跳转至

To securely "limit" Hermes Agent (HA) inside a Docker container but still allow it to communicate with n8n and Ollama, the best practice is to use a Custom Docker Network.

Instead of letting containers float around on your main network, you create a private virtual network just for them. Inside this private network, containers can talk to each other using their names (like http://n8n:5678) without exposing traffic to the outside.

Here is the exact setup to limit HA and connect it perfectly to n8n:

Step 1: Create a Private Docker Network

Open your terminal and create a private bridge network. Let's call it ai-net:

docker network create ai-net

Step 2: Start n8n on the Private Network

Run your n8n container, but this time attach it to the ai-net network:

docker run -d \ --name my-n8n \ --network ai-net \ -p 5678:5678 \ -v ~/.n8n:/home/node/.n8n \ docker.n8n.io/n8nio/n8n

Step 3: Start Hermes Agent with Limits

Now, start your Hermes Agent container. We will attach it to the same ai-net, give it access to your host (so it can see Ollama), and optionally add Resource Limits (like --memory or --cpus) so a rogue process inside the container can't consume all your Mac's resources.

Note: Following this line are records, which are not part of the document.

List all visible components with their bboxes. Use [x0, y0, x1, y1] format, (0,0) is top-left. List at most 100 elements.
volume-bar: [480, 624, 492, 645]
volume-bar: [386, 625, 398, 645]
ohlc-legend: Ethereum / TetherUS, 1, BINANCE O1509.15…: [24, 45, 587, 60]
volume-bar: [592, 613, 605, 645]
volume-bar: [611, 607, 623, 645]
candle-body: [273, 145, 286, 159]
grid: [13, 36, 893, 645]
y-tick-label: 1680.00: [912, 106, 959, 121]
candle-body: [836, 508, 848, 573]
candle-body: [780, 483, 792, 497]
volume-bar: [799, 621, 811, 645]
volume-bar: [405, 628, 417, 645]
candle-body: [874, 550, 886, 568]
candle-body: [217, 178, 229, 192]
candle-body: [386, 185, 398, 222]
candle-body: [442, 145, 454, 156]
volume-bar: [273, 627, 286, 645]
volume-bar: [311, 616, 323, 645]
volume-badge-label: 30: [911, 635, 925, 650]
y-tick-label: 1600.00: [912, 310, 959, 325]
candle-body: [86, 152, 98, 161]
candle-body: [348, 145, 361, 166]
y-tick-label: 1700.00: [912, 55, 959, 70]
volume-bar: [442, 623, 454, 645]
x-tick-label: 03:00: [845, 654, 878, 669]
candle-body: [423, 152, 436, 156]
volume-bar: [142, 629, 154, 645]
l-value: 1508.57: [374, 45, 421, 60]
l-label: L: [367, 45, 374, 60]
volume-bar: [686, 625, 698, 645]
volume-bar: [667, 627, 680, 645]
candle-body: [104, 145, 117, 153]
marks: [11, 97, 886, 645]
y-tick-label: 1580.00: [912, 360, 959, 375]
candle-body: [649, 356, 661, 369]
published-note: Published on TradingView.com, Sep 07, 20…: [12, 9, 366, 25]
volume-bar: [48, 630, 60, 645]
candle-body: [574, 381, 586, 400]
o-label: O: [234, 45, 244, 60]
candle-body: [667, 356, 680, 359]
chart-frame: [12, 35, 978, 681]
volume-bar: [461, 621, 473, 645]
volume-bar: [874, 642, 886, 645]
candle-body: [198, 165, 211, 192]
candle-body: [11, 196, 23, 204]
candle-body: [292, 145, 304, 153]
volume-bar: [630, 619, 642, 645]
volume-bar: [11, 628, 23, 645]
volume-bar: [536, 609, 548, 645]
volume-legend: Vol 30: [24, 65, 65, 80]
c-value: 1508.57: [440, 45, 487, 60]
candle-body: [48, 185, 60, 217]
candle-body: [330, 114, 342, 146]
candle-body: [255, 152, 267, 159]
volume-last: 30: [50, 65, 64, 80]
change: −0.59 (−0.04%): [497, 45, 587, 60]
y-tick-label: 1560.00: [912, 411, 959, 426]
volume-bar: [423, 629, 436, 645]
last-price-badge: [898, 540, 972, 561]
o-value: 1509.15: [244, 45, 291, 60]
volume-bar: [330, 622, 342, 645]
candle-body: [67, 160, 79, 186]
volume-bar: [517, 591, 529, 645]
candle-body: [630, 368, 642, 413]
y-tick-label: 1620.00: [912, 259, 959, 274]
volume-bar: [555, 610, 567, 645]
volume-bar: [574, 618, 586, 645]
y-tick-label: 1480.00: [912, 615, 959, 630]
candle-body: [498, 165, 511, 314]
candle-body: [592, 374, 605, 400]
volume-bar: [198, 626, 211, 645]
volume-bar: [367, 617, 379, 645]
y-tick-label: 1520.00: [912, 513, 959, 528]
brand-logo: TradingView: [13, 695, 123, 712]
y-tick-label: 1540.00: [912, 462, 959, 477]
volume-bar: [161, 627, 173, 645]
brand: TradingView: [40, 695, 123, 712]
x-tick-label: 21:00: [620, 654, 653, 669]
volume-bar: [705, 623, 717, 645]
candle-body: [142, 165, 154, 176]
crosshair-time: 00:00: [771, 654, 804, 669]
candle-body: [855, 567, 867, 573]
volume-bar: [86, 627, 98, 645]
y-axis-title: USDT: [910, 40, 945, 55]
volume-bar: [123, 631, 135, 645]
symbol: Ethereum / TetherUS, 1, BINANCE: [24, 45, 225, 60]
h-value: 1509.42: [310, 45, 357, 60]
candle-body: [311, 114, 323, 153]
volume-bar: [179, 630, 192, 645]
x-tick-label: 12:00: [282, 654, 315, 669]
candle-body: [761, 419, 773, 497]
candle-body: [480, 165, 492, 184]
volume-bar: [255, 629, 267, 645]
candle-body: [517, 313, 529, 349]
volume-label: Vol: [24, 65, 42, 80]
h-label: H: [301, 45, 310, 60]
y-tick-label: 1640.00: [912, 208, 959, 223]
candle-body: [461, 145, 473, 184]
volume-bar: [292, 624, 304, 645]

docker run -d \ --name my-hermes-agent \ --network ai-net \ --memory="4g" \ --cpus="2" \ --add-host=host.docker.internal:host-gateway \ -v ~/.hermes:/opt/data \ nousresearch/hermes-agent

(Here we limited HA to 4GB of Docker RAM and 2 CPU cores, keeping it strictly contained).

Step 4: How they connect to each other now

Because both containers are locked inside ai-net, Docker provides automatic internal DNS. This makes configuring them incredibly easy:

  1. HA connecting to Ollama (The Brain): In your Hermes Agent config.json, the LLM URL remains: http://host.docker.internal:11434/v1 (This bridges the container to your Mac's host).

  2. HA connecting to n8n (The Factory): When defining the n8n tool for Hermes Agent (as we did in Phase 2 earlier), you no longer use host.docker.internal. Instead, HA can talk directly to the n8n container by its name! The base URL becomes: http://my-n8n:5678/api/v1/workflows

  3. n8n connecting to HA: If n8n ever needs to send data back to Hermes, it can use: http://my-hermes-agent:PORT

Why this is the ultimate setup: Your 70B LLM is running safely on the metal of your Mac to get maximum speed. Your Hermes Agent is locked in a lightweight, resource-limited Docker sandbox. Your n8n container is safely storing data in a volume. And they communicate over a private internal Docker network that never touches the public internet.

Detail for Step 4

To configure exactly how Hermes Agent (HA) and n8n talk to each other over your private Docker network, here are the exact files and interfaces you need to use for Points 2 and 3.

For Point 2: HA connecting to n8n (Editing the File)

You need to edit the configuration files inside your mounted Hermes volume on your Mac.

  1. The Exact File: Open ~/.hermes/config.json (or ~/.hermes/tools.json depending on how your specific version of the Hermes Agent structures its files).
  2. How to open it: You can open this easily in VS Code by typing code ~/.hermes/config.json in your Mac's terminal.
  3. What to change: You need to find the section where your custom tools or API endpoints are defined, and ensure the URL points to the Docker container name (my-n8n) instead of localhost. It will look like this:

{ "name": "create_n8n_workflow", "execution": { "type": "http_request", "method": "POST", "url": "http://my-n8n:5678/api/v1/workflows", "headers": { "X-N8N-API-KEY": "YOUR_N8N_API_KEY" } } }

Note: Because you mapped ~/.hermes as a volume, saving this file on your Mac instantly updates it inside the Docker container.

For Point 3: n8n connecting to HA (Using the Web Interface)

For n8n, you do not edit any text files. n8n stores its data in an internal database inside the ~/.n8n volume. Instead, you configure this entirely through the n8n visual web interface.

  1. The Exact Interface: Open your web browser on your Mac and go to http://localhost:5678.
  2. How to configure it: Open the workflow you want to edit.
  3. What to change:
    • Click the + button to add a new node.
    • Search for and add an "HTTP Request" node.
    • In the node settings on the right side of your screen, set the Method (e.g., POST).
    • For the URL field, type: http://my-hermes-agent:PORT/your-endpoint (replace PORT and endpoint with whatever port Hermes Agent uses to listen for incoming webhooks).

Summary: You edit a JSON file on your Mac to teach Hermes how to reach n8n, and you use the n8n Web Browser UI to teach n8n how to reach Hermes. Because they are on the same Docker network (ai-net), those container names (my-n8n and my-hermes-agent) act as valid web addresses!